Filippa squinted at the carriage clock on the table beside her. “Quarter after nine.”
“Is that all?” I said. “It feels like midnight.”
“It feels like Judgment Day.” Alexander threw back an enormous gulp of brandy, gritted his teeth as he swallowed, and reached for the bottle again. He filled his glass almost to the brim and stood clutching it tightly. “I’m going to bed,” he announced. “If someone decides they don’t want to crash in the living room, well, we all know I’m not picky about who I sleep with. Goodnight.”
He left the room, with a small stiff bow. I watched him go and propped my head on one hand, unsurprised by how heavy it felt. Exhaustion pumped sluggishly through my veins, dampening everything else. In the raw dark of the morning I’d felt relief rather than dismay at the spectacle of Richard’s death, and now that it was dark again—after all we’d done and said during the long hypnotic hours in between—I was too tired for sadness or pity. Perhaps it was absent because I didn’t quite believe it. I half expected Richard to burst through the door, wiping stage blood from his face, laughing cruelly at how he’d had us fooled.

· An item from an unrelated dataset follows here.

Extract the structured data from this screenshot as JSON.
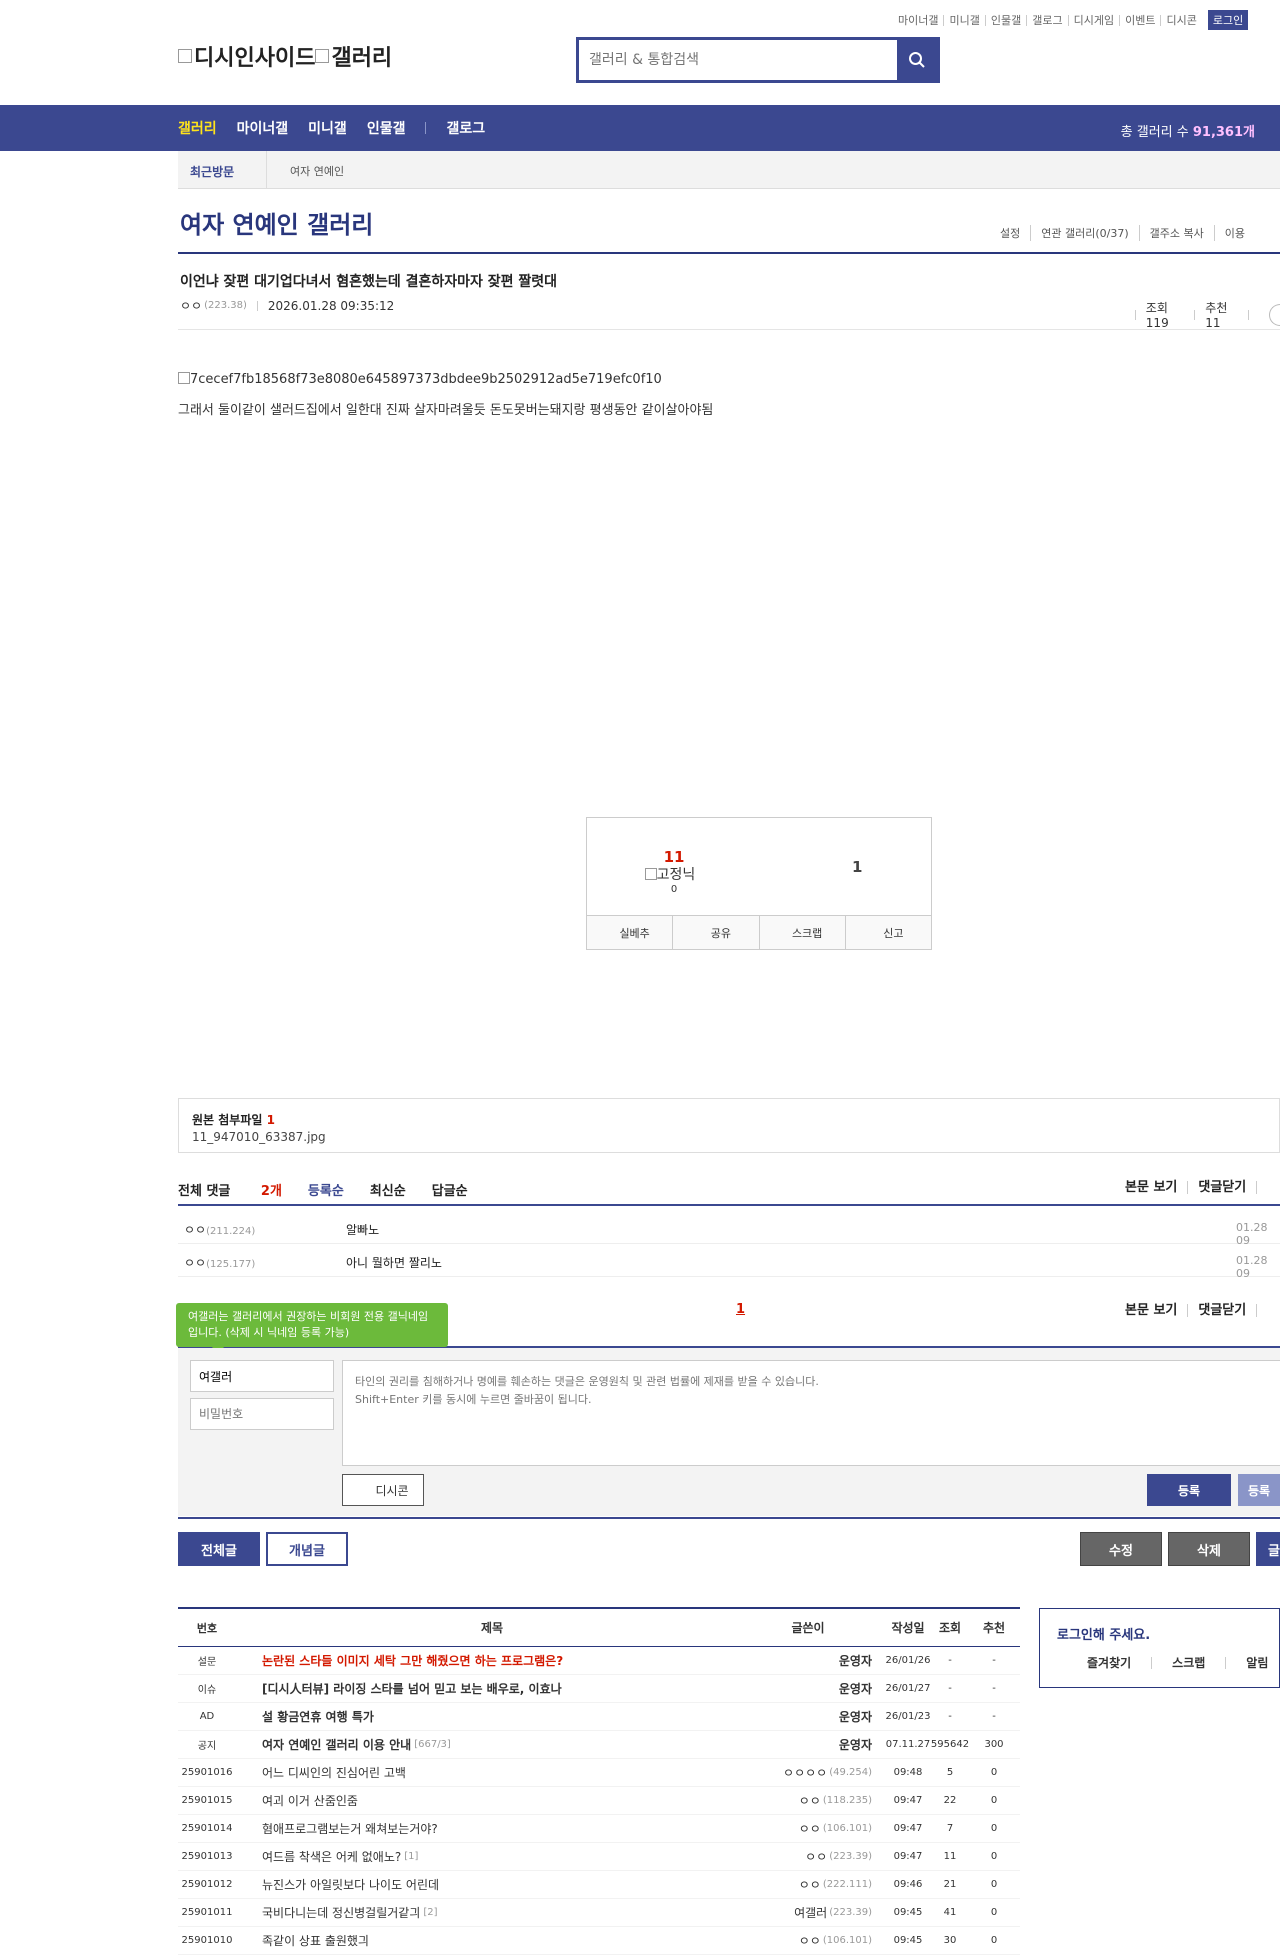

Filippa finished her drink, and the sound of her glass touching down on the table made me look up. “I’m going to go to bed, too,” she said, pushing herself to her feet. “I want to just lie down for a while, even if I don’t sleep. Wren? Why don’t you come to bed?”
Wren was still for a moment, then reanimated, unfolded herself from the chair, eyes bleary, out of focus. She accepted Filippa’s proffered hand and followed her out, without protest.
“Are you sleeping here?” Meredith asked, when they’d gone. She spoke to me as if James wasn’t there. He didn’t react or respond, as if he hadn’t heard her.